Dir. Robert Hamer (92min, UK, 1947)
Narrative
With an atmosphere redolent of pre-war French “poetic realism,” the recently rediscovered and restored It Always Rains on Sunday is a Brueghelian slice of post-war British life. Amid a raucous street market, a feckless trio of thieves try to unload a truckload of hot roller skates. A music store owner chases one shiksa too many. A fight fixer drops a thick roll in the youth center collection box.
In the meantime, a comfortably pipe-smoking inspector Jack Warner plays Javert throughout a long day – climaxing with an excitingly photographed chase through railroad yards and puffing steam engines, two suicide attempts and a murder.
Hamer first made a name for himself as a director with the The Haunted Mirror segment in the 1945 omnibus film Dead of Night (1945). At Ealing, he directed one of the classic British comedies, Kind Hearts and Coronets (1949), in which Alec Guinness played eight roles.

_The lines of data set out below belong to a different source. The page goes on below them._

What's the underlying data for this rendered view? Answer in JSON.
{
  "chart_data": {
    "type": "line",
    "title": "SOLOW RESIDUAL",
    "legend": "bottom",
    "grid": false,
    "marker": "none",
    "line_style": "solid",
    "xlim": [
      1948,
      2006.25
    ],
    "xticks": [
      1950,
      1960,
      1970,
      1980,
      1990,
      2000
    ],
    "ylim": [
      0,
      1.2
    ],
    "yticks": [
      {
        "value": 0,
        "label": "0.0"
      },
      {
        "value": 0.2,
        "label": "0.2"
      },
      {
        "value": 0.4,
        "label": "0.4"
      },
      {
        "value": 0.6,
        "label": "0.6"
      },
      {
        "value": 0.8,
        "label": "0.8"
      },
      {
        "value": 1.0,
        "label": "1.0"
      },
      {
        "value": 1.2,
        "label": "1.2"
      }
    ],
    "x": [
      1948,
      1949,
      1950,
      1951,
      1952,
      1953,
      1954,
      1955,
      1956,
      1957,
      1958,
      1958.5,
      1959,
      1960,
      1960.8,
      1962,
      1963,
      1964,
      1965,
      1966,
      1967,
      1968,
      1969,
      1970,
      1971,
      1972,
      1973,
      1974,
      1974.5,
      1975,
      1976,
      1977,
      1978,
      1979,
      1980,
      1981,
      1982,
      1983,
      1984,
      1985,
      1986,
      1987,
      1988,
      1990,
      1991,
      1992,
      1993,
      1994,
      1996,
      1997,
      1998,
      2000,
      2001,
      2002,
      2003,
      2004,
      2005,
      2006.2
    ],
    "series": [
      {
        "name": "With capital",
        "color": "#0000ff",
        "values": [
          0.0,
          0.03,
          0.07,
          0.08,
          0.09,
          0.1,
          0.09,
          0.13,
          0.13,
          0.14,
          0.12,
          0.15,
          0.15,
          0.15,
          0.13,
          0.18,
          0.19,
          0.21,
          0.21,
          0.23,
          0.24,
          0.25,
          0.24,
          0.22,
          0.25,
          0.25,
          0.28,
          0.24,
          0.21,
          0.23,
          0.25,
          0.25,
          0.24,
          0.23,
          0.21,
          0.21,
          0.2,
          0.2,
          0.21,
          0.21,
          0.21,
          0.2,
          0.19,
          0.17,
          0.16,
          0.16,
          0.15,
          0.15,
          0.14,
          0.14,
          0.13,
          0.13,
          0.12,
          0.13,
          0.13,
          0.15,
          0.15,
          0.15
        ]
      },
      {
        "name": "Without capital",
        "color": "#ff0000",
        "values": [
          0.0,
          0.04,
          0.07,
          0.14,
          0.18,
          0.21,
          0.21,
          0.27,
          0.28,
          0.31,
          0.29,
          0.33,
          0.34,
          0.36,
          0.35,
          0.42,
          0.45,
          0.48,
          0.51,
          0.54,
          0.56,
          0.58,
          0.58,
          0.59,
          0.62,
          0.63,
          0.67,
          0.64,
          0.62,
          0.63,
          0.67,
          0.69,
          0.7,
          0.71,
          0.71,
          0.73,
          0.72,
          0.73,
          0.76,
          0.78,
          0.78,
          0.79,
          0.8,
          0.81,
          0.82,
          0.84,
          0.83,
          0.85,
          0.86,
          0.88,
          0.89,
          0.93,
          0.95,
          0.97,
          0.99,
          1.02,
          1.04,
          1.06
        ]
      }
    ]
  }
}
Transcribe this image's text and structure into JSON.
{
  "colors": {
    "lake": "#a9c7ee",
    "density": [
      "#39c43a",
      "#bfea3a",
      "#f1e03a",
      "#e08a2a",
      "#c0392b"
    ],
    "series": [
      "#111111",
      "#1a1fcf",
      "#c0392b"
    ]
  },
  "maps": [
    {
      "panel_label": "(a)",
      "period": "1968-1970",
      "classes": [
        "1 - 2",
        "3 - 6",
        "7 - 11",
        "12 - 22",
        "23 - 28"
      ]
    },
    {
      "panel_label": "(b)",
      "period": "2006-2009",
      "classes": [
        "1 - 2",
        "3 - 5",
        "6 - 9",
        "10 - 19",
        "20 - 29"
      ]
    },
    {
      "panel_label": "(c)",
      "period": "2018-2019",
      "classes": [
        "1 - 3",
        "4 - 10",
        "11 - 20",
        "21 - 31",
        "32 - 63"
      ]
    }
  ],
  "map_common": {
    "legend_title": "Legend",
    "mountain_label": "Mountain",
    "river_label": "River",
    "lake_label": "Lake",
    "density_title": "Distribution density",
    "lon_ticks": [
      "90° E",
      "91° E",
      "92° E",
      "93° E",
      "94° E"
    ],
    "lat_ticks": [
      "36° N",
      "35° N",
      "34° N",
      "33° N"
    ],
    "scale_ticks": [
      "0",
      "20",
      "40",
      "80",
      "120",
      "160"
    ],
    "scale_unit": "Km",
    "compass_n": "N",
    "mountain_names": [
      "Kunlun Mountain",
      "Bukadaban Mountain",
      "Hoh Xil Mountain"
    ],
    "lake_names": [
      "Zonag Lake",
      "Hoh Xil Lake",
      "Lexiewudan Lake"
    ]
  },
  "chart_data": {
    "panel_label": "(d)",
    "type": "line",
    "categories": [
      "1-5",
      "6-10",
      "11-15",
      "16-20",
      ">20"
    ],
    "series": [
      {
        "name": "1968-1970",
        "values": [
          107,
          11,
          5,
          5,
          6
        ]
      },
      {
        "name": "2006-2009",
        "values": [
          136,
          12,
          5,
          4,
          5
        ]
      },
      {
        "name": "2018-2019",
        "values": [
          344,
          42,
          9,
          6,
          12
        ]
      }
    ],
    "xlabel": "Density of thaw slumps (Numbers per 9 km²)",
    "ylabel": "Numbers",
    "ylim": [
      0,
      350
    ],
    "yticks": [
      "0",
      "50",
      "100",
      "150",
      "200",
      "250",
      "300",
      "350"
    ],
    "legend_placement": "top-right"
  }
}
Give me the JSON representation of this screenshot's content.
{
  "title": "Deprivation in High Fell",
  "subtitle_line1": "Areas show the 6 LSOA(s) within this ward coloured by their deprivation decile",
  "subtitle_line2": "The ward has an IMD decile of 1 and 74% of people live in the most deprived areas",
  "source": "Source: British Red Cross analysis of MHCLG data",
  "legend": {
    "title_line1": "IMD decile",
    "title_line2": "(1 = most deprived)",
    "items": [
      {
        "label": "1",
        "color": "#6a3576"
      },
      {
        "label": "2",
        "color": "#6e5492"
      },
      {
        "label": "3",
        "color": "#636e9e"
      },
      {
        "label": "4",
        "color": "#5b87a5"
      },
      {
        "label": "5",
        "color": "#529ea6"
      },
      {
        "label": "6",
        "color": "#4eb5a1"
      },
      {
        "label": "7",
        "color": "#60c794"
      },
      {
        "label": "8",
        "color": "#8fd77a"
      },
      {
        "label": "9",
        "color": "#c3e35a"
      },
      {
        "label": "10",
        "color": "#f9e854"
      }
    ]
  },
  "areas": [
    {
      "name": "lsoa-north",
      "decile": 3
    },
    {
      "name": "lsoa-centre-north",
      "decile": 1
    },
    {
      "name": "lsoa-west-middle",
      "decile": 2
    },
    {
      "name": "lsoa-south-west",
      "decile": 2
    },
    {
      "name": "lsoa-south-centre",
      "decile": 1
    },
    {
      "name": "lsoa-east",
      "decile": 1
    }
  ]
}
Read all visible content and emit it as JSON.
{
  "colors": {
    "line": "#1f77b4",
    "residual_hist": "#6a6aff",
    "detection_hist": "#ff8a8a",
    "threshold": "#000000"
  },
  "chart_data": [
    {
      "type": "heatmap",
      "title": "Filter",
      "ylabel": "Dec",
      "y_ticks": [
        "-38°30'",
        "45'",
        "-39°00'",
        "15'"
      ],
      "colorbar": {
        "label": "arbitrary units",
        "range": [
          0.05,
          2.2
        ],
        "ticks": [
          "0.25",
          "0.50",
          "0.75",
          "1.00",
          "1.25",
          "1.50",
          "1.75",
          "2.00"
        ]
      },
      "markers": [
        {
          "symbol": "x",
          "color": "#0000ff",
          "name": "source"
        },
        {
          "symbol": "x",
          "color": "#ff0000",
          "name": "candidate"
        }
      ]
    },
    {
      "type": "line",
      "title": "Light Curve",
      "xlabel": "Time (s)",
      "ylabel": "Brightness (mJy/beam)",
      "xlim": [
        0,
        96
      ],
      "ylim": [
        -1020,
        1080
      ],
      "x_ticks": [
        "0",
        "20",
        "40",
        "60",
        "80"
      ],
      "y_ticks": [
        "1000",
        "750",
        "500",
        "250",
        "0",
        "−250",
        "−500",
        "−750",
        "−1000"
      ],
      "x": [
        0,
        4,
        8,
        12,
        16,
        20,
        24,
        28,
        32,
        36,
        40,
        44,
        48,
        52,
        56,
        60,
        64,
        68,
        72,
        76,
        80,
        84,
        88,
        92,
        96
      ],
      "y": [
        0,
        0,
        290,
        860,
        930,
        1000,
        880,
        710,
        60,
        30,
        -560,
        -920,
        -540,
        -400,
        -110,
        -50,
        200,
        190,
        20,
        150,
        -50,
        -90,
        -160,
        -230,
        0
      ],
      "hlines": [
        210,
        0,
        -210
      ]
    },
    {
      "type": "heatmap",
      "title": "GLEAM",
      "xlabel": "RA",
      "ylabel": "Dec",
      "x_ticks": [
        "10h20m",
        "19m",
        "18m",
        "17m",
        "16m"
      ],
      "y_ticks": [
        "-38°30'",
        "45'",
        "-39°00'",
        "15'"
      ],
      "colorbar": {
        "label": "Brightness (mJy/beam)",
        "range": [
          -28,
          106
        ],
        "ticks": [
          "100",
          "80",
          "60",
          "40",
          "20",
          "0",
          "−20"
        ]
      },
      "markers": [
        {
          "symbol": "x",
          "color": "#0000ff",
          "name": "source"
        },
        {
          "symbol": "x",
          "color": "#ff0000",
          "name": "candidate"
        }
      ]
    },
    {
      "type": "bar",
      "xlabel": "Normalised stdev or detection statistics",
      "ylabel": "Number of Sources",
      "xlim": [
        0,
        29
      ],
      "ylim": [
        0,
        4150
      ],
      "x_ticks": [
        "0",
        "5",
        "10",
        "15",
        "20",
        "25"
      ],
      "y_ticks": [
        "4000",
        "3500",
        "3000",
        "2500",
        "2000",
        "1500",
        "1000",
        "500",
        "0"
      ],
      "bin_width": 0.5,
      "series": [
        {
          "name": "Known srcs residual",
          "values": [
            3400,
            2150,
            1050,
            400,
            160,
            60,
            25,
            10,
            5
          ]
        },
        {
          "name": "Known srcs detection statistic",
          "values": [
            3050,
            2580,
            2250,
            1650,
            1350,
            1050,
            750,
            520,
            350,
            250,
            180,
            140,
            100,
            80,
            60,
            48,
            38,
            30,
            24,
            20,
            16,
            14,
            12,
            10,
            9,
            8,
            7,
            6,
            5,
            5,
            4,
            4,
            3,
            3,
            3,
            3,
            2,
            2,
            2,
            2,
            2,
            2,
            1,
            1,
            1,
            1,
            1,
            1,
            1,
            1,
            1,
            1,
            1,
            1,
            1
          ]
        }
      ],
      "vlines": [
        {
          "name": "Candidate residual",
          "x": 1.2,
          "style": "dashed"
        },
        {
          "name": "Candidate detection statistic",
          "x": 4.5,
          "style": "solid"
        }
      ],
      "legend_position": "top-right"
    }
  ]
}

Hamer was nominated for the Golden Lion at the 1949 Venice Film Festival for his work on the film, as he was in 1954 for directing Guinness in The Detective (1954), which was based on G.K. Chesterton’s short stories. Hamer also also directed Guinness in the romantic comedy To Paris with Love (1955) at Rank and thriller The Scapegoat (1959), which was based on the Daphne Du Maurier novel.